Comparison of Different Clustering Fnsembles by Solution Selection Strategy

3rd International Conference on Computer Science and Engineering (UBMK), Sarajevo, Bosna-Hersek, 20 - 23 Eylül 2018, ss.67-72

Yayın Türü: Bildiri / Tam Metin Bildiri
Cilt numarası:
Basıldığı Şehir: Sarajevo
Basıldığı Ülke: Bosna-Hersek
Sayfa Sayıları: ss.67-72
Anahtar Kelimeler: bagging, clustering, ensemble learning, pruning, random subspace, voting
Dokuz Eylül Üniversitesi Adresli: Evet

Özet

Clustering ensemble is an effective way of improving the quality of clustering results. However, designing ensembles is a very difficult task because many factors that influence the performance of the ensemble should be considered: the types of clustering algorithms, the parameters of the algorithms (e.g., initialization method, initial seed values), ensemble size, and use of different samples and/or features of the dataset.

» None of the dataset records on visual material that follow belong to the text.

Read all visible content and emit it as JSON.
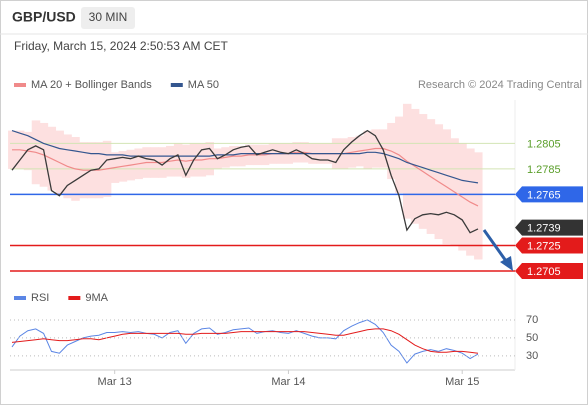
{
  "header": {
    "title": "GBP/USD",
    "timeframe": "30 MIN",
    "timestamp": "Friday, March 15, 2024 2:50:53 AM CET",
    "source": "Research © 2024 Trading Central"
  },
  "chart_data": [
    {
      "type": "line",
      "color": "#3a3a3a",
      "categories": [
        null,
        null,
        null,
        null,
        null,
        null,
        null,
        null,
        null,
        null,
        null,
        null,
        null,
        "Mar 13",
        null,
        null,
        null,
        null,
        null,
        null,
        null,
        null,
        null,
        null,
        null,
        null,
        null,
        null,
        null,
        null,
        null,
        null,
        null,
        null,
        null,
        "Mar 14",
        null,
        null,
        null,
        null,
        null,
        null,
        null,
        null,
        null,
        null,
        null,
        null,
        null,
        null,
        null,
        null,
        null,
        null,
        null,
        null,
        null,
        "Mar 15",
        null,
        null
      ],
      "values": [
        1.2784,
        1.2792,
        1.28,
        1.2803,
        1.28,
        1.2768,
        1.2764,
        1.2772,
        1.2776,
        1.278,
        1.2784,
        1.2785,
        1.2792,
        1.2793,
        1.2794,
        1.2793,
        1.2795,
        1.2793,
        1.2792,
        1.2788,
        1.2793,
        1.2796,
        1.278,
        1.2792,
        1.28,
        1.2801,
        1.2793,
        1.2796,
        1.28,
        1.2802,
        1.2803,
        1.2796,
        1.2798,
        1.28,
        1.2798,
        1.2797,
        1.28,
        1.2797,
        1.2793,
        1.2792,
        1.2792,
        1.279,
        1.28,
        1.2806,
        1.2811,
        1.2815,
        1.2811,
        1.28,
        1.278,
        1.2764,
        1.2737,
        1.2746,
        1.2749,
        1.275,
        1.2749,
        1.2751,
        1.2749,
        1.2745,
        1.2735,
        1.2738
      ],
      "series": [
        {
          "name": "MA 20 + Bollinger Bands",
          "color": "#f08a8a",
          "band_color": "#fde0e0",
          "values": [
            1.28,
            1.28,
            1.2799,
            1.2798,
            1.2796,
            1.2793,
            1.279,
            1.2787,
            1.2785,
            1.2784,
            1.2784,
            1.2784,
            1.2785,
            1.2786,
            1.2787,
            1.2788,
            1.2789,
            1.279,
            1.279,
            1.279,
            1.2791,
            1.2792,
            1.2791,
            1.2792,
            1.2792,
            1.2793,
            1.2793,
            1.2794,
            1.2795,
            1.2795,
            1.2796,
            1.2796,
            1.2796,
            1.2797,
            1.2797,
            1.2797,
            1.2798,
            1.2798,
            1.2797,
            1.2797,
            1.2797,
            1.2797,
            1.2797,
            1.2798,
            1.2799,
            1.28,
            1.2801,
            1.2801,
            1.2799,
            1.2796,
            1.2791,
            1.2787,
            1.2783,
            1.2779,
            1.2775,
            1.2771,
            1.2767,
            1.2763,
            1.2759,
            1.2756
          ],
          "upper": [
            1.2815,
            1.2815,
            1.2814,
            1.2823,
            1.2821,
            1.2818,
            1.2815,
            1.2812,
            1.281,
            1.2806,
            1.2806,
            1.2806,
            1.2807,
            1.2798,
            1.2799,
            1.28,
            1.2801,
            1.2802,
            1.2802,
            1.2802,
            1.2803,
            1.2805,
            1.2804,
            1.2805,
            1.2805,
            1.2806,
            1.2801,
            1.2802,
            1.2803,
            1.2803,
            1.2804,
            1.2804,
            1.2804,
            1.2805,
            1.2805,
            1.2805,
            1.2806,
            1.2806,
            1.2805,
            1.2805,
            1.2805,
            1.2809,
            1.2809,
            1.281,
            1.2811,
            1.2815,
            1.2816,
            1.2816,
            1.2821,
            1.2826,
            1.2836,
            1.2832,
            1.2828,
            1.2824,
            1.282,
            1.2816,
            1.2809,
            1.2805,
            1.2801,
            1.2798
          ],
          "lower": [
            1.2785,
            1.2785,
            1.2784,
            1.2773,
            1.2771,
            1.2768,
            1.2765,
            1.2762,
            1.276,
            1.2762,
            1.2762,
            1.2762,
            1.2763,
            1.2774,
            1.2775,
            1.2776,
            1.2777,
            1.2778,
            1.2778,
            1.2778,
            1.2779,
            1.2779,
            1.2778,
            1.2779,
            1.2779,
            1.278,
            1.2785,
            1.2786,
            1.2787,
            1.2787,
            1.2788,
            1.2788,
            1.2788,
            1.2789,
            1.2789,
            1.2789,
            1.279,
            1.279,
            1.2789,
            1.2789,
            1.2789,
            1.2785,
            1.2785,
            1.2786,
            1.2787,
            1.2785,
            1.2786,
            1.2786,
            1.2777,
            1.2766,
            1.2746,
            1.2742,
            1.2738,
            1.2734,
            1.273,
            1.2726,
            1.2725,
            1.2721,
            1.2717,
            1.2714
          ]
        },
        {
          "name": "MA 50",
          "color": "#34568f",
          "values": [
            1.2815,
            1.2813,
            1.2811,
            1.2808,
            1.2805,
            1.2803,
            1.2801,
            1.28,
            1.2799,
            1.2798,
            1.2797,
            1.2797,
            1.2796,
            1.2796,
            1.2796,
            1.2795,
            1.2795,
            1.2795,
            1.2795,
            1.2795,
            1.2795,
            1.2795,
            1.2795,
            1.2795,
            1.2795,
            1.2795,
            1.2796,
            1.2796,
            1.2796,
            1.2797,
            1.2797,
            1.2797,
            1.2797,
            1.2797,
            1.2797,
            1.2797,
            1.2797,
            1.2797,
            1.2797,
            1.2797,
            1.2797,
            1.2797,
            1.2797,
            1.2797,
            1.2797,
            1.2798,
            1.2798,
            1.2797,
            1.2795,
            1.2793,
            1.279,
            1.2788,
            1.2786,
            1.2784,
            1.2782,
            1.278,
            1.2778,
            1.2776,
            1.2775,
            1.2774
          ]
        }
      ],
      "ylim": [
        1.2694,
        1.2839
      ],
      "levels": [
        {
          "value": 1.2805,
          "color": "#5a9e2a",
          "line_color": "#d3e4b4",
          "box": false
        },
        {
          "value": 1.2785,
          "color": "#5a9e2a",
          "line_color": "#d3e4b4",
          "box": false
        },
        {
          "value": 1.2765,
          "color": "#2f67e8",
          "line_color": "#2f67e8",
          "box": true
        },
        {
          "value": 1.2739,
          "color": "#333333",
          "line_color": null,
          "box": true
        },
        {
          "value": 1.2725,
          "color": "#e31b1b",
          "line_color": "#e31b1b",
          "box": true
        },
        {
          "value": 1.2705,
          "color": "#e31b1b",
          "line_color": "#e31b1b",
          "box": true
        }
      ]
    },
    {
      "type": "line",
      "series": [
        {
          "name": "RSI",
          "color": "#5b86e5",
          "values": [
            40,
            52,
            58,
            60,
            55,
            35,
            33,
            42,
            46,
            50,
            52,
            53,
            56,
            56,
            57,
            56,
            57,
            55,
            54,
            50,
            56,
            58,
            44,
            55,
            60,
            61,
            54,
            56,
            59,
            60,
            61,
            55,
            57,
            58,
            56,
            55,
            58,
            55,
            52,
            50,
            50,
            49,
            58,
            63,
            67,
            70,
            65,
            56,
            42,
            35,
            22,
            32,
            35,
            37,
            35,
            38,
            36,
            33,
            27,
            32
          ]
        },
        {
          "name": "9MA",
          "color": "#e31b1b",
          "values": [
            45,
            46,
            47,
            48,
            49,
            48,
            47,
            47,
            48,
            49,
            49,
            48,
            50,
            52,
            54,
            55,
            55,
            55,
            55,
            55,
            55,
            55,
            54,
            54,
            55,
            55,
            55,
            55,
            56,
            57,
            57,
            57,
            57,
            57,
            57,
            57,
            57,
            57,
            56,
            55,
            54,
            53,
            53,
            55,
            57,
            59,
            60,
            60,
            58,
            54,
            48,
            42,
            38,
            35,
            34,
            34,
            35,
            35,
            34,
            33
          ]
        }
      ],
      "ylim": [
        12,
        90
      ],
      "yticks": [
        30,
        50,
        70
      ],
      "grid": true
    }
  ]
}
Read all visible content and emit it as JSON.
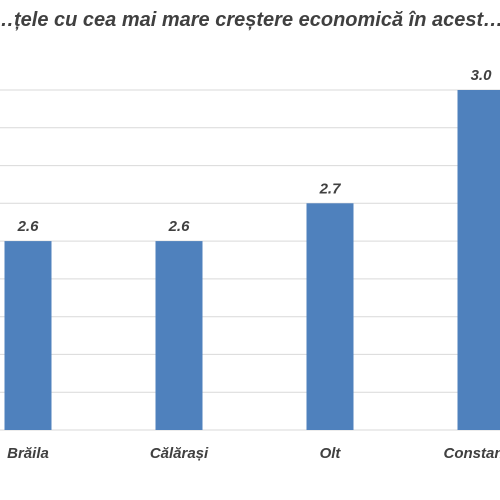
{
  "chart_data": {
    "type": "bar",
    "title": "…țele cu cea mai mare creștere economică în acest…",
    "categories": [
      "Brăila",
      "Călărași",
      "Olt",
      "Constan…"
    ],
    "values": [
      2.6,
      2.6,
      2.7,
      3.0
    ],
    "value_labels": [
      "2.6",
      "2.6",
      "2.7",
      "3.0"
    ],
    "xlabel": "",
    "ylabel": "",
    "ylim": [
      2.1,
      3.0
    ],
    "grid": true,
    "legend": "none",
    "colors": {
      "bar": "#4f81bd",
      "text": "#404040",
      "grid": "#d9d9d9"
    }
  }
}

In this study, eight different clustering ensembles are designed using several clustering algorithms (k-means, expectation maximization, hierarchical, canopy, and farthest first) and compared to each other in terms of accuracy to assess the impact of these factors. Traditionally, all clustering results produced by all ensemble components are used to create the final consensus clustering result. Unfortunately, some clustering solutions are not as good as others and decrease the overall performance. To solve this problem, this paper proposes an accuracy-based solution selection strategy. In the experimental studies, different clustering ensembles by the proposed solution selection strategy were applied on 14 well-known datasets to determine the optimal ensemble design. According to the experimental results, clustering ensemble strategies significantly outperform single clustering models by better discovering the latent patterns in data.